Dat Rijk van God, die nieuwe wereld van God, waar het in het evangelie overgaat, kent een hele andere strategie dan het moderne bedrijfsleven. Wil je vandaag iets opzetten dan moet je een bedrijfsplan hebben. Je maakt een voorcalculatie. Bij de bank week je budgetten los, en natuurlijk een hoop ondernemingszin.
Dat laatste is ook nodig voor die nieuwe wereld van God, bij al het andere wordt toch een andere strategie veronderstelt. De strategie van het mosterdzaadje, de strategie van geduld en vertrouwen. Die staat vaak haaks op hoe het in onze samenleving toegaat. Want veel mensen worden vandaag gemangeld in de jachtigheid van het bestaan. Steeds meer en sneller moet er gepresteerd worden.
Zo wat iedereen werkt er aan mee want wie wil niet morgen in huis hebben wat deze avond nog besteld is via internet? Waarom gaat Jezus niet mee in deze opzet? Hij wil toch ook snelheid in de voortgang van dat Rijk van vrede? Hij wil toch – zoals het zo mooi in gebeden gezegd wordt – het rijk van God verhaasten? Daar zit wel het woordje ‘haast’ in. Over ‘verhaasten’ hoor ik niets in de twee parabels, de twee gelijkenissen, die ons vandaag woerden voorgehouden.
Ik hoor wel andere zaken. Ik hoor dat je eens goed moet kijken hoe het in de natuur eraan toe gaat. Natuurlijk moet iemand zaaien. En dan? Vertrouwen in de organische groei van wat gezaaid is. De zaaier weet niet hoe dat allemaal gaat, wel dàt het zo gaat. Als de weersomstandigheden gunstig zijn, als de vogels niet te veel wegpikken, als de mens de zaak niet vernachelt. Er zijn wel veel ‘als-en’… Dat wijst er op dat dit vertrouwen ondersteunt moet worden met zorg, of andersom dat zorg ondersteunt moet worden met vertrouwen. Het gaat om een samenwerking tussen mens en natuur, het gaat om een zorg voor de natuur, de zorg om ons huis, het huis van Gods schepping. De natuur, de aarde, is ons toevertrouwd om er zuiver en vruchtbaar mee om te gaan. En niet alleen de natuur, ook de mensen want die horen ook bij Gods schepping.

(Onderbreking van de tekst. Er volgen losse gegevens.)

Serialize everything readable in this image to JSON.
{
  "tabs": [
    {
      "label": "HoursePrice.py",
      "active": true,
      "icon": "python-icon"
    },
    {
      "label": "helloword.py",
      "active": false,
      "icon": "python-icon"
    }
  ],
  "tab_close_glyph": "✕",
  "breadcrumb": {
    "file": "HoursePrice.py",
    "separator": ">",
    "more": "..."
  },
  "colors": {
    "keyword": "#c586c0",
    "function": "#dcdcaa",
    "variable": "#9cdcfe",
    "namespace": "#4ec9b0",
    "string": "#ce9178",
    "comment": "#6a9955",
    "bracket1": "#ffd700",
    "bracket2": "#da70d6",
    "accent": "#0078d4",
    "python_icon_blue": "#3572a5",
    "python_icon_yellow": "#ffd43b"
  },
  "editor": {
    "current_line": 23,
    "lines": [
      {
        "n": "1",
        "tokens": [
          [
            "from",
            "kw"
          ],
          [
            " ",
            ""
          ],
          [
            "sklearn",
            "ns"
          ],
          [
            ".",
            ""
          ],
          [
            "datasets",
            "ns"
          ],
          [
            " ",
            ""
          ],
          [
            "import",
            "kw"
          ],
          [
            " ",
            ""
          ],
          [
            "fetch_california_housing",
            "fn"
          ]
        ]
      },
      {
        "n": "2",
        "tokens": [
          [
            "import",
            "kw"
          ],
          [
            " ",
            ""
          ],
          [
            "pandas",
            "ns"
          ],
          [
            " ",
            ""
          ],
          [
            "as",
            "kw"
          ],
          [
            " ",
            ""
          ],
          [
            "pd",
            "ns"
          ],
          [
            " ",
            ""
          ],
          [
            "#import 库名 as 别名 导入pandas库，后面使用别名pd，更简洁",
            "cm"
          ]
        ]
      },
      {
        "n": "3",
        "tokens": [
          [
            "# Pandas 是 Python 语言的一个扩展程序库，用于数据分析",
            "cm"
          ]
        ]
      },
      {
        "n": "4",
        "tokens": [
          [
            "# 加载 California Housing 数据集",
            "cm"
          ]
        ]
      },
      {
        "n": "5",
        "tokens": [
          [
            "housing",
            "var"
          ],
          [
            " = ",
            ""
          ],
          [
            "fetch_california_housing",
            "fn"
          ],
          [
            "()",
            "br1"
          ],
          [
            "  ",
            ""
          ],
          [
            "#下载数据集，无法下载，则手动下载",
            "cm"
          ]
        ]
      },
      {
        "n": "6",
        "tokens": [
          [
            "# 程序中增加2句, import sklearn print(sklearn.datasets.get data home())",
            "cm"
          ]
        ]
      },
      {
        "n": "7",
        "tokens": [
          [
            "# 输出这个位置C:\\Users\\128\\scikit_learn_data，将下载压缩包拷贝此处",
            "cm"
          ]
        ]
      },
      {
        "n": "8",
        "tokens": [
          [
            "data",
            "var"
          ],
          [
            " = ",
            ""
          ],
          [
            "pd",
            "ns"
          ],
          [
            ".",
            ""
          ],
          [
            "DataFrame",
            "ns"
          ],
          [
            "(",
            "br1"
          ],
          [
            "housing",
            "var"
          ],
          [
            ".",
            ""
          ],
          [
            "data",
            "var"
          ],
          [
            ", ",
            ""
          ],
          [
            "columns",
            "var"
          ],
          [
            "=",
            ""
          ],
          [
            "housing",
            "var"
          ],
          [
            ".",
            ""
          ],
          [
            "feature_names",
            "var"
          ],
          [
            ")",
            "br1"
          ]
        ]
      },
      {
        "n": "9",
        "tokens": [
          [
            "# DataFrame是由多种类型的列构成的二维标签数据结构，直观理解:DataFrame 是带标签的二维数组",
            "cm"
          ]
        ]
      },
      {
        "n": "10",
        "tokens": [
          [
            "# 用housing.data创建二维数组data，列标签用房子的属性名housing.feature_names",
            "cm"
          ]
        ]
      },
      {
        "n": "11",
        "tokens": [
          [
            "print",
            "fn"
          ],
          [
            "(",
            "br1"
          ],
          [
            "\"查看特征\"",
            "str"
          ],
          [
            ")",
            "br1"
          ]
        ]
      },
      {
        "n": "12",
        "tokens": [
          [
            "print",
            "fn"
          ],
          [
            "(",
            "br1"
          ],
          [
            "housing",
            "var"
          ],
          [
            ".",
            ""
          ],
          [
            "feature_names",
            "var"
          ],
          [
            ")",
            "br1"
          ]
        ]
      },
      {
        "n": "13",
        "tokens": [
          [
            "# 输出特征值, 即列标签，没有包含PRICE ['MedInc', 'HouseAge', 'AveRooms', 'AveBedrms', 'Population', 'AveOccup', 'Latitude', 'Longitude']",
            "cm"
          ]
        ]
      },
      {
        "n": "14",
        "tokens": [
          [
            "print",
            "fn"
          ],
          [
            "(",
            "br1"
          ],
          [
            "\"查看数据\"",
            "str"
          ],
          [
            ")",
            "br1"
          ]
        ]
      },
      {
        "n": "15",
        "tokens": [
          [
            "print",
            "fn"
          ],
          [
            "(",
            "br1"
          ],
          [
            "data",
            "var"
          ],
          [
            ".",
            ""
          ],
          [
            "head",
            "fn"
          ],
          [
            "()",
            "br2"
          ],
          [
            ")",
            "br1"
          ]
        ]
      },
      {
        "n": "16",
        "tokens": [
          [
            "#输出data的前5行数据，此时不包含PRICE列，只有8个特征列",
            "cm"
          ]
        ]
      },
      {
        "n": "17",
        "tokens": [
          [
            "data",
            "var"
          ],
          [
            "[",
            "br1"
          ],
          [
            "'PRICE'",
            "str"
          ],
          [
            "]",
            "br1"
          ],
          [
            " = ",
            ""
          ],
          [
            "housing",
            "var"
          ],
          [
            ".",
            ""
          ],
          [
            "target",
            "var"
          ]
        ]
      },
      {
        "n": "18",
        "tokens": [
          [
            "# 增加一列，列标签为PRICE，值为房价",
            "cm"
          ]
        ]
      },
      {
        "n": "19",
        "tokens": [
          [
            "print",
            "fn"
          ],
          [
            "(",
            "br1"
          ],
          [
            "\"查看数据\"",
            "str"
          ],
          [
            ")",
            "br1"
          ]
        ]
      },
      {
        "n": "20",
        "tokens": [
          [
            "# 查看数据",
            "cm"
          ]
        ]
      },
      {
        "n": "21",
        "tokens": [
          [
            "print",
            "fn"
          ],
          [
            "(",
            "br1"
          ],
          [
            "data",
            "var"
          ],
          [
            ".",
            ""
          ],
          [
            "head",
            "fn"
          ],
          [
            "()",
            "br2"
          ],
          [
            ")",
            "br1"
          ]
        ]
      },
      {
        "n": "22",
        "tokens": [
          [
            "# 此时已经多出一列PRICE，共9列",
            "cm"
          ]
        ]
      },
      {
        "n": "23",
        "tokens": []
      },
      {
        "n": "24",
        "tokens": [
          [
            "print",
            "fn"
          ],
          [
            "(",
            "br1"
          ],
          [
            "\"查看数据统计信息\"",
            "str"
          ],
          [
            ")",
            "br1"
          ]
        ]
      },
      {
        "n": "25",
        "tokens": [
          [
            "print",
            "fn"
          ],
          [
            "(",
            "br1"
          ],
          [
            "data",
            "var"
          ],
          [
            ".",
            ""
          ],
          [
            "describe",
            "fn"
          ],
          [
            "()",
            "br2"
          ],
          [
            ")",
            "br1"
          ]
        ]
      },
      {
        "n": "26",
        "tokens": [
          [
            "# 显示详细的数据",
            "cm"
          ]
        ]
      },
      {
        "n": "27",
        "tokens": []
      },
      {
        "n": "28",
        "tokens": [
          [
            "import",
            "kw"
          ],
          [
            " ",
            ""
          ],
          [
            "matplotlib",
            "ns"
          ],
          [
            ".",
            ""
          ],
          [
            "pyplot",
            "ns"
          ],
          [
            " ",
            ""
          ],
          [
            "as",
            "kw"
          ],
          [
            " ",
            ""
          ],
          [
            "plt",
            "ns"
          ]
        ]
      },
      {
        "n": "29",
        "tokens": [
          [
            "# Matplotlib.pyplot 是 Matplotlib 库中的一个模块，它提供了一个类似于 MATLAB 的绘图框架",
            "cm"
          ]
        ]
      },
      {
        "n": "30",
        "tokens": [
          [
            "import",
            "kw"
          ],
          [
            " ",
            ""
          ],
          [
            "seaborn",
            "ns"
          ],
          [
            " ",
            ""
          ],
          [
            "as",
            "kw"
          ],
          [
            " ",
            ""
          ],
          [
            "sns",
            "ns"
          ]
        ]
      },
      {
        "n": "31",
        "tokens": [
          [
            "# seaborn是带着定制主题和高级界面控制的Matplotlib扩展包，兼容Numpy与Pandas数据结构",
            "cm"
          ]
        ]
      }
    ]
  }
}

Wat hoor ik nog meer in die boodschap van onze Bijbel dat mij kan helpen? Dat vertrouwen niet zomaar lukraak is. Het is gemakkelijk om te zeggen: vertrouw maar, het komt wel goed. Om de ‘dooie dood niet’, het komt niet zomaar goed. Ik hoor bij de profeet Ezechiël dat je mag vertrouwen op God. Mensen zoals u en ik hebben die verhalen niet zo maar bewaard. Ze voelden ergens dat zo’n verhaal aansluit bij waar ze op dat moment mee bezig zijn. God is de basis voor hun vertrouwen. Vertrouwen krijgt een naam, wordt persoonlijk, want God is persoonlijk. Hij is als een Vader, onze Vader.
Deze week heb ik een paar gesprekken gehad, met jonge gelovigen, met gelovigen van een respectabele leeftijd. De eerste gebruikten de naam van God, of Jezus, of ze hadden het over het Emmaüsverhaal, of gewoon over zaaien, zoals in de parabels van Jezus. Heel natuurlijk, het zat in hun gelovige DNA en het kwam er ook uit. Bij de oudere generatie was dat echt anders. Je kunt het toch niet zo openlijk er over hebben? Wat zullen de mensen wel van je zeggen! Hun gelovige DNA was veel langer meegegaan, veel langer gerijpt. En toch… ik vind het jammer dat spreken over wat je dierbaar is, toch zo moeilijk gaat. Dan hoop ik maar dat ik kan blijven leren van die jongere generatie.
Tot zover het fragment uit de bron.